When he began work on "Vizit Dyavola," or "Visit From the Devil," based on "The Master and Margarita," Bortko encountered all sorts of unexpected problems. A number of actors who had committed to the project suddenly backed out, including Vladimir Mashkov, who was to play the role of the Master. Oleg Yankovsky, one of Andrei Tarkovsky's favorite actors, turned down the role of Woland, saying: "Actors shouldn't play the devil or the Lord God, but playing Jesus Christ is OK. He was a real man." A stuntwoman was badly injured during shooting, and the actor playing the role of Berlioz suffered two heart attacks in quick succession and backed out of the project.
Bortko doesn't see anything mysterious in all this, nor does he believe that these incidents were caused by a conspiracy of dark forces.

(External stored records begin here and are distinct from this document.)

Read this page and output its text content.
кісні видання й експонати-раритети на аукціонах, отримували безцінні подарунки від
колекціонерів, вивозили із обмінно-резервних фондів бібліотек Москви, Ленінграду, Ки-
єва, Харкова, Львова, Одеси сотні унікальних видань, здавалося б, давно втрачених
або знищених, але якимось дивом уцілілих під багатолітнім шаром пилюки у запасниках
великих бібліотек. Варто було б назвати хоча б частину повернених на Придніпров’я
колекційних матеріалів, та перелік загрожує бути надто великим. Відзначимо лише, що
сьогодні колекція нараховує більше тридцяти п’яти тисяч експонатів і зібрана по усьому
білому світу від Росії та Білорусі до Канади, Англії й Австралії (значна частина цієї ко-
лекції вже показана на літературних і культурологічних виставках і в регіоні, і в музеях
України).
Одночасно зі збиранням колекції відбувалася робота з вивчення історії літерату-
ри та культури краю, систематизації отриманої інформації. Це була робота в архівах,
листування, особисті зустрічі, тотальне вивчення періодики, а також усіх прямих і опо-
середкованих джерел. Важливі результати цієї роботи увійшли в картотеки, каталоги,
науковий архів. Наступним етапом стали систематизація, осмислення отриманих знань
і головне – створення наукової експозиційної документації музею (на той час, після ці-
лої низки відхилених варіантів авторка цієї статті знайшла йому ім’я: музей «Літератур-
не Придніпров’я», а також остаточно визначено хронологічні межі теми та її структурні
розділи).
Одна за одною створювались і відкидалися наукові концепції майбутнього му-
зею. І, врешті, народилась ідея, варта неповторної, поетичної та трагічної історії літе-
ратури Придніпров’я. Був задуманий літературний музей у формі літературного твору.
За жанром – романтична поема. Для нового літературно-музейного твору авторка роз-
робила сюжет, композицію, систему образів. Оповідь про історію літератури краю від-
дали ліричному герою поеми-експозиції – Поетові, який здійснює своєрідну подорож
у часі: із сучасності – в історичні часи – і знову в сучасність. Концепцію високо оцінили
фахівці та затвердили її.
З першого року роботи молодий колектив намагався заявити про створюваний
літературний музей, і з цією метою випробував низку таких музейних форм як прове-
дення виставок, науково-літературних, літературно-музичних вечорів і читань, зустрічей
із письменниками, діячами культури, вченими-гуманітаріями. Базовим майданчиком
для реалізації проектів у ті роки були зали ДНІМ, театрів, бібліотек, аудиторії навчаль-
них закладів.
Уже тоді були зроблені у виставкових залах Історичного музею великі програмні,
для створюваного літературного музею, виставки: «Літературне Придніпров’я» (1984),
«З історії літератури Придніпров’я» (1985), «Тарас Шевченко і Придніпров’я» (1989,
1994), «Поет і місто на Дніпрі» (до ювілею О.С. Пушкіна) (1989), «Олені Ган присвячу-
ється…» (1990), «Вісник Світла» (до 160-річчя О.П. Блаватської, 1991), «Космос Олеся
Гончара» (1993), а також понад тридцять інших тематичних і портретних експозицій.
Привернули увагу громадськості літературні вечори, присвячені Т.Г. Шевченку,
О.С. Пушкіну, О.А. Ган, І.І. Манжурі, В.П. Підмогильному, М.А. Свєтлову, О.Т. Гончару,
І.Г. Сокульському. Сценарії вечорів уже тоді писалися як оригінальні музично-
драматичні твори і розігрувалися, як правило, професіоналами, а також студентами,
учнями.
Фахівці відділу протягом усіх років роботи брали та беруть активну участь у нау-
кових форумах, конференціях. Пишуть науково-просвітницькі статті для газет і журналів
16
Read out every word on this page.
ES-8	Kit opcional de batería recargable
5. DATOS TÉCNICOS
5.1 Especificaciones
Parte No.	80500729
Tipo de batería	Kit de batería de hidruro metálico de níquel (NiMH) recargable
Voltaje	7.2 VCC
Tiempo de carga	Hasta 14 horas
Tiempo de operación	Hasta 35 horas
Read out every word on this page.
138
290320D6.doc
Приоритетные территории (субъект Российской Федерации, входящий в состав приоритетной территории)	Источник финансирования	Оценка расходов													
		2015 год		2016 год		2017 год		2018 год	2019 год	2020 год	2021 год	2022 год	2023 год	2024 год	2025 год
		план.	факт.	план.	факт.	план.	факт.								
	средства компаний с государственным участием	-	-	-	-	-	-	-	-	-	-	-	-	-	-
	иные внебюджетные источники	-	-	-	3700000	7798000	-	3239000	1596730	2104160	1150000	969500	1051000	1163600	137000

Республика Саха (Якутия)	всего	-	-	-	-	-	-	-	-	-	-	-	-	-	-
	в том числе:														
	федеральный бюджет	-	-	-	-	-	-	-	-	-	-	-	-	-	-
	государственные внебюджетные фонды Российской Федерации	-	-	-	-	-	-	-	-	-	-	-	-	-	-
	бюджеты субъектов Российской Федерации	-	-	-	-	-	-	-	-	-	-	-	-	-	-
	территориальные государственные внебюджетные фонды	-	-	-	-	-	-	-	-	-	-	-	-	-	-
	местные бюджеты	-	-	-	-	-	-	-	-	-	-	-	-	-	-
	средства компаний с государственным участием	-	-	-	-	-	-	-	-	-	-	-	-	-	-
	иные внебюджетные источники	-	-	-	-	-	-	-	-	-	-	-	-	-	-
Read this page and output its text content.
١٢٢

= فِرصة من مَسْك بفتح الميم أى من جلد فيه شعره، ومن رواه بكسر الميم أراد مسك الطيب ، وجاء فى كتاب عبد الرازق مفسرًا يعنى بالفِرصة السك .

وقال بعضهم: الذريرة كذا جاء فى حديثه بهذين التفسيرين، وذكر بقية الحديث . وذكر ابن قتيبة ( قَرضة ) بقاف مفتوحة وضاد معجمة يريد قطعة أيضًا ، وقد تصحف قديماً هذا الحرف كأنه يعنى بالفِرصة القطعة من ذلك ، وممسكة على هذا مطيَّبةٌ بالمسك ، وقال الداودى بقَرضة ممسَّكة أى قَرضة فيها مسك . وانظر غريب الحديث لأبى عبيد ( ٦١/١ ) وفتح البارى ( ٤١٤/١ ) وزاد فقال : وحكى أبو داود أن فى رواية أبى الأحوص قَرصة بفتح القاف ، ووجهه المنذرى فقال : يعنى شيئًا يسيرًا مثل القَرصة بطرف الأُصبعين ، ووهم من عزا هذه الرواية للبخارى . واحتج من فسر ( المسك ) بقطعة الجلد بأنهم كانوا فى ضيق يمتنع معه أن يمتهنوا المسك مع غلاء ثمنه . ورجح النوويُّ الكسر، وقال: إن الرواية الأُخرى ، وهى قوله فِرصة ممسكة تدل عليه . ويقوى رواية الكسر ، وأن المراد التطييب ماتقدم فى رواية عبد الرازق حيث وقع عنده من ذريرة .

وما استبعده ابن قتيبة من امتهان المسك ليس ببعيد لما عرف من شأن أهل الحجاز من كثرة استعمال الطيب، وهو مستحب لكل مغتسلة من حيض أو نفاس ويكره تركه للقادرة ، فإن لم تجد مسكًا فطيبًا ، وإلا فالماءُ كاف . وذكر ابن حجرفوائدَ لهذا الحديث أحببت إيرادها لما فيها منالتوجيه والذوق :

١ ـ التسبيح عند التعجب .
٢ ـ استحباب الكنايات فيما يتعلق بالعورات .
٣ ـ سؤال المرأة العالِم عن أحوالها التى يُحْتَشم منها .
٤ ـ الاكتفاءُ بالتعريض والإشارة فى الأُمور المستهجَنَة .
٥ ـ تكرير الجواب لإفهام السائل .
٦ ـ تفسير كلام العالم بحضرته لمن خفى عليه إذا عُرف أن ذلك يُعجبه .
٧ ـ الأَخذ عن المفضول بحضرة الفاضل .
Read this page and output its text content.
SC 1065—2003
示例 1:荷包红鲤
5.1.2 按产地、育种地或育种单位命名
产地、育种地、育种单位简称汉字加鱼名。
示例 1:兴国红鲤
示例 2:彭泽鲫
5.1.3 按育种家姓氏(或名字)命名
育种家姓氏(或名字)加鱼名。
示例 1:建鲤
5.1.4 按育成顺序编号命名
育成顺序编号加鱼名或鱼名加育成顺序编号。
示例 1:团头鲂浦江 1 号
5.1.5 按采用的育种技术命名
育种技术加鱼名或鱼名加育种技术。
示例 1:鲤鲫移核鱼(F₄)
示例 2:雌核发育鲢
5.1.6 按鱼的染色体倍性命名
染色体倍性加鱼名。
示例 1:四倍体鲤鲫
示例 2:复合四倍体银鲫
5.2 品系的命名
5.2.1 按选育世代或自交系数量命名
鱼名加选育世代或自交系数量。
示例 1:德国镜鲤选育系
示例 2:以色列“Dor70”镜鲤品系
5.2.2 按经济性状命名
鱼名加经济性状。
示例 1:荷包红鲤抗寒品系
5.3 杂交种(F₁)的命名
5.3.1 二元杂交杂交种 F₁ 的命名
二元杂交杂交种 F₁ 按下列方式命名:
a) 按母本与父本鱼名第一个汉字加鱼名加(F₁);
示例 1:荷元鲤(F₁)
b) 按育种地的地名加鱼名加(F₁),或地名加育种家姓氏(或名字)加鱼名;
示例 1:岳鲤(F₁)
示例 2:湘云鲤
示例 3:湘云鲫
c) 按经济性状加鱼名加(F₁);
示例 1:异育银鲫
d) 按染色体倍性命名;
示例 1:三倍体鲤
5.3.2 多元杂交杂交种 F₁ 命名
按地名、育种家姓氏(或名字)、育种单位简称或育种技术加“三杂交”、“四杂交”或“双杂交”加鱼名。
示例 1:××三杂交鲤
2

The director even laughed off an incident that occurred while he was scouting locations in Russia. At Patriarch's Ponds, a passerby told Bortko, "It's not going to work," and walked on. "I wasn't about to run after him and ask: 'You wouldn't happen to be the devil, would you?'"
But Bortko's anecdote left many journalists with a sinking feeling, and many now quietly expect the ambitious project -- 10 episodes totaling nearly eight hours in length -- to fold.
Russians are extremely superstitious. Moscow has always believed in evil spirits. Bulgakov did too, by the way.
Word is that Bortko is halfway done shooting his movie. Halfway. He still has a long way to go.
Anatoly Korolyov is a writer in Moscow. He contributed this essay to The Moscow Times.